-
Notifications
You must be signed in to change notification settings - Fork 5.4k
Description
Problem Statement
Hive's core value proposition is a self-healing, self-improving agent loop. The README describes it as:
"When things break, the framework captures failure data, evolves the agent through the coding agent, and redeploys."
However, the Failure Recording mechanism is explicitly unbuilt (docs/roadmap.md, Eval System section):
- Failure capture mechanism
- Failure analysis tools
- Historical failure tracking
- Continuous improvement loop
Without this, the evolution cycle has no structured input to learn from. The Queen/coding agent triggers graph evolution reactively but has no programmatic access to historical failure patterns. Each evolution cycle essentially starts blind, with no memory of what failed before or what fixes were already attempted.
This means the "self-improving" loop described in the README is currently dependent on ad-hoc recovery rather than structured feedback, which undermines the framework's core reliability guarantee.
Proposed Solution
Implement a FailureStore that integrates with the existing storage patterns (session_store.py, checkpoint_store.py) to capture structured failure data at the point of node failure.

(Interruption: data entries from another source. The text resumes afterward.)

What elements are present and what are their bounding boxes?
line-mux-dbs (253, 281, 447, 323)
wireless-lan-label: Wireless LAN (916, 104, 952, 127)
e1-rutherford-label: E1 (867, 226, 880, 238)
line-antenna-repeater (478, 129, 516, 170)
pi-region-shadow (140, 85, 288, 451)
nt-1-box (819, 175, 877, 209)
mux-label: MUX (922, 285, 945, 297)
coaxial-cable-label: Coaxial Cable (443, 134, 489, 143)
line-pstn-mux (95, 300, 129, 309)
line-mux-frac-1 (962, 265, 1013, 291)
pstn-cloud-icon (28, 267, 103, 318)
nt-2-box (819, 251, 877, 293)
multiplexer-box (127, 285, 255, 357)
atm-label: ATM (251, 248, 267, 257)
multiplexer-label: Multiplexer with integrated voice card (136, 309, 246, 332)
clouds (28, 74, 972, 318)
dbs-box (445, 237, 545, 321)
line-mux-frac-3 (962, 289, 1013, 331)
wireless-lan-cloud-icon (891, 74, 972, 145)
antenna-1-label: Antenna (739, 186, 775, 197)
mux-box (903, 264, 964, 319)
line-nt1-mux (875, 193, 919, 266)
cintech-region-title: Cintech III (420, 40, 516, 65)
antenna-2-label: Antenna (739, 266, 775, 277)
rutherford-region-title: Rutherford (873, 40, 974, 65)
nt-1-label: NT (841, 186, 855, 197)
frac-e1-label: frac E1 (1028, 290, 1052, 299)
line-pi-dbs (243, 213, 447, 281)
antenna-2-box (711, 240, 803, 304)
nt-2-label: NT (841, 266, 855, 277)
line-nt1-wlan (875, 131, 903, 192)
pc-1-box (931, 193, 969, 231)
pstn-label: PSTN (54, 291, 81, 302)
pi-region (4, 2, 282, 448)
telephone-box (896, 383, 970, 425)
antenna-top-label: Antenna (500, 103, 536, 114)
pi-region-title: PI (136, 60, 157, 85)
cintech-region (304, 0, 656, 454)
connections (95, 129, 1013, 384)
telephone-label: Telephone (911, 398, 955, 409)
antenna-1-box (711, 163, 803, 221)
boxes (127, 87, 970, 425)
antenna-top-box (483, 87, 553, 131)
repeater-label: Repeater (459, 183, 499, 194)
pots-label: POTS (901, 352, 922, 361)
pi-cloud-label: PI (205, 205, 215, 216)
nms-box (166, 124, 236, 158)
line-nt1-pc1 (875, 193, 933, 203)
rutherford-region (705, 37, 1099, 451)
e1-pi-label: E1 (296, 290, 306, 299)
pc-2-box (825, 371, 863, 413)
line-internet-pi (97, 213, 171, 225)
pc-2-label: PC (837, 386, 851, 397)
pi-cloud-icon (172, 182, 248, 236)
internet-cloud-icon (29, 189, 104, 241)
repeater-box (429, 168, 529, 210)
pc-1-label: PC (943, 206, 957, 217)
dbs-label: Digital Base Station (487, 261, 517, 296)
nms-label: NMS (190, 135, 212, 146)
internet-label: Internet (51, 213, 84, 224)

A minimal FailureRecord could look like:
@DataClass
class FailureRecord:
session_id: str
agent_id: str
node_id: str
timestamp: datetime
error_type: str
error_message: str
graph_snapshot: dict # state of graph at time of failure
input_context: dict # what the node received
evolution_triggered: bool # did this cause a graph evolution?

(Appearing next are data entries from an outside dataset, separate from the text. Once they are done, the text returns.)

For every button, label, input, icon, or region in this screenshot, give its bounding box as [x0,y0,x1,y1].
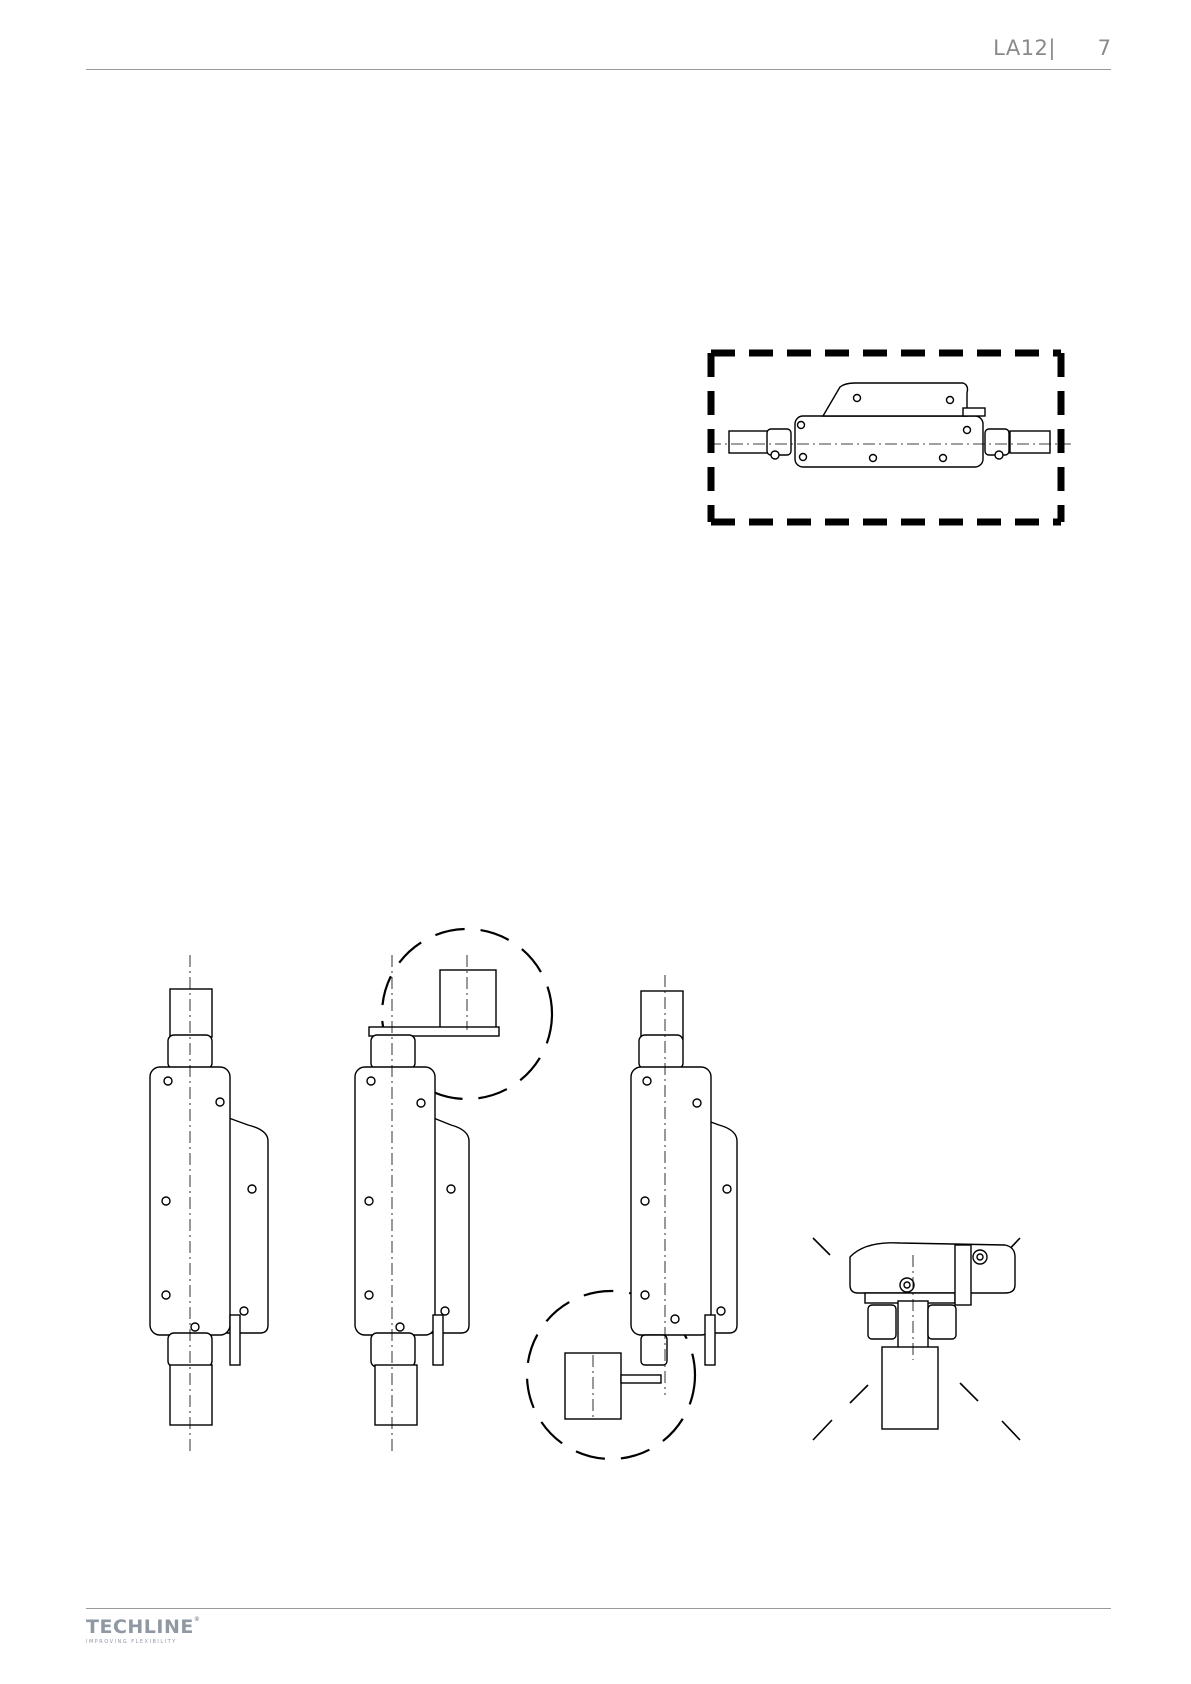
page-number: 7 [1098,36,1111,60]
horizontal-actuator-drawing [729,383,1050,467]
vertical-mounting-side-bracket-figure [525,975,725,1480]
page-header: LA12| 7 [86,30,1111,70]
footer-divider [86,1608,1111,1609]
mounting-detail-closeup-figure [810,1235,1030,1460]
horizontal-mounting-figure [705,345,1075,540]
logo-tagline: IMPROVING FLEXIBILITY [86,1639,206,1645]
techline-logo: TECHLINE® IMPROVING FLEXIBILITY [86,1616,206,1656]
header-divider [86,69,1111,70]
registered-mark: ® [194,1616,201,1623]
logo-wordmark: TECHLINE [86,1616,194,1638]
document-code: LA12| [993,36,1056,60]
vertical-mounting-standard-figure [140,955,280,1455]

resolution: Optional[str] # what fix was applied, if any
The Queen/coding agent would query FailureStore before triggering graph evolution, enabling pattern-aware improvements rather than blind retries. This also directly unblocks the roadmap items for Custom Failure Conditions SDK and the Continuous Improvement Loop.
Alternatives Considered
-
Extending the existing runtime logger (runtime/runtime_logger.py) - rejected because logs are text-based and not queryable by the Queen agent in a structured way. Logs are for humans while failure records are for the evolution engine.
-
Using the checkpoint system alone (storage/checkpoint_store.py) - rejected because checkpoints capture state snapshots but not failure semantics (error type, resolution, whether evolution was triggered). Both can coexist.
-
External observability tools (e.g. Sentry, Datadog) - rejected as a primary solution because Hive is self-hostable and should not depend on third-party services for its core self-healing loop.
Additional Context
This gap affects both product integrity and developer trust:
- Developers building production agents have no way to audit why an agent evolved the way it did
- Repeated failures of the same type cannot be detected or prevented without historical tracking
- The roadmap's Continuous Improvement Loop item is directly blocked by this missing foundation
Relevant roadmap items this would unblock:
- Failure capture mechanism
- Failure analysis tools
- Historical failure tracking
- Continuous improvement loop
- Custom Failure Conditions SDK
Implementation Ideas
- Create storage/failure_store.py following the same async patterns as storage/checkpoint_store.py
- Hook into graph/executor.py at the point where ExecutionResult returns an error status, capture the FailureRecord there
- Expose a query interface so the Queen/coding agent (agents/hive_coder/) can retrieve recent failures for a given agent_id before deciding on evolution strategy
- Add a failure_count and last_failure_at field to the existing SharedState so nodes can self-check before retrying
- Wire into the existing L2/L3 runtime logging levels so failure records are also reflected in human-readable logs
This is intentionally minimal — the goal is to close the feedback loop first, with richer analysis tools built on top.